Smoke poured out of the portholes of the deckhouse, heavy, dark smoke that streamed sullenly over the aft end of the ship. As they go
t closer, Casca could smell the sulfurous fumes, and he began to wonder where the powder magazine was on the vessel. Something was burning that was for damn sure.
Yet the little pirate manning the oars didn't seem to care. He was a scrawny, small bastard with a weasel face, and he didn't look like he was big enough to lift one oar, much less to scull the boat over the water as rapidly as he was now doing. But Casca thought he saw intelligence in the quick moving eyes, certainly a hell of a lot more intelligence than in the face of the big Dutchman. So he asked about the fire on Blackbeard's ship.
"What the hell is all the smoke for?" he growled at the oarsman.
The little pirate grinned. "Cap'n's got all the officers below decks. Swears he can stand the brimstone forever, since he's the Devil himself."
"What?"
"That's the Cap'n for you. He'll do it, too. Wait a little mite, and them fellows'll be stumbling out the hatch a choking. Then here'll come the Cap 'n, laughing like hell."
The big Dutchman nodded his head in agreement, grinning.
Shit! Casca thought. Now I've got myself involved with a bunch of damned madmen.

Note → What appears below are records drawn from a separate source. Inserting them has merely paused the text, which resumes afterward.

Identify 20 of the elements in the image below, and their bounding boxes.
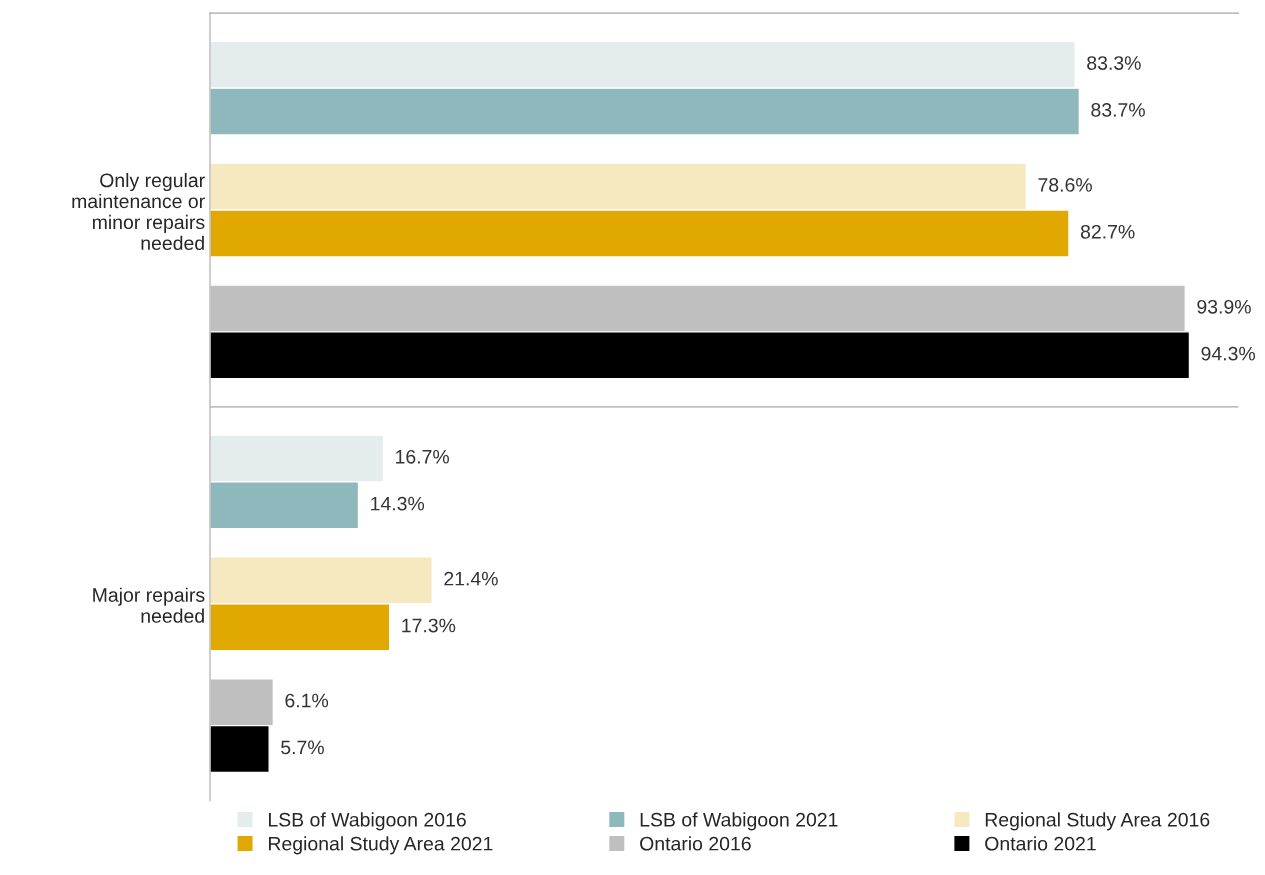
- data-label: 93.9%: [1197, 299, 1251, 314]
- data-label: 21.4%: [444, 571, 498, 586]
- legend-label: LSB of Wabigoon 2016: [269, 812, 466, 831]
- data-label: 14.3%: [371, 496, 425, 511]
- legend-label: Ontario 2016: [640, 836, 751, 851]
- data-label: 78.6%: [1038, 178, 1092, 192]
- y-tick-label: Major repairs needed: [93, 587, 205, 623]
- data-label: 17.3%: [402, 618, 456, 633]
- data-label: 82.7%: [1080, 224, 1135, 239]
- data-label: 5.7%: [281, 740, 324, 755]
- legend-label: LSB of Wabigoon 2021: [640, 812, 838, 831]
- y-tick-label: Only regular maintenance or minor repairs needed: [72, 172, 205, 251]
- data-label: 94.3%: [1201, 346, 1256, 361]
- data-label: 83.7%: [1091, 103, 1145, 117]
- data-label: 6.1%: [285, 693, 329, 708]
- legend-label: Regional Study Area 2016: [985, 812, 1210, 831]
- data-label: 16.7%: [396, 449, 449, 464]
- legend-label: Ontario 2021: [985, 836, 1096, 851]
- legend-label: Regional Study Area 2021: [269, 836, 493, 855]
- data-label: 83.3%: [1087, 56, 1141, 70]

For the hundredth time he cursed his stupidity in going ashore at Montego Bay and killing that son of a bitch. If he had stayed on the ship, he'd be halfway to Charles Town by now. And since he was mad at himself, he was also mad at the whole damned world. The urge to kick somebody's ass was strong in him, and he even glowered at the giant Dutchman, the closest person to him. The stupid giant only grinned back.
Damn!
Even the ship didn't give Casca any excuse to vent the wrath building in him. The brig was well founded. She had good lines and looked like she'd be a good sailor that is, as far as Casca could tell. Even after all the years he had lived he was still not as comfortable on water as on land.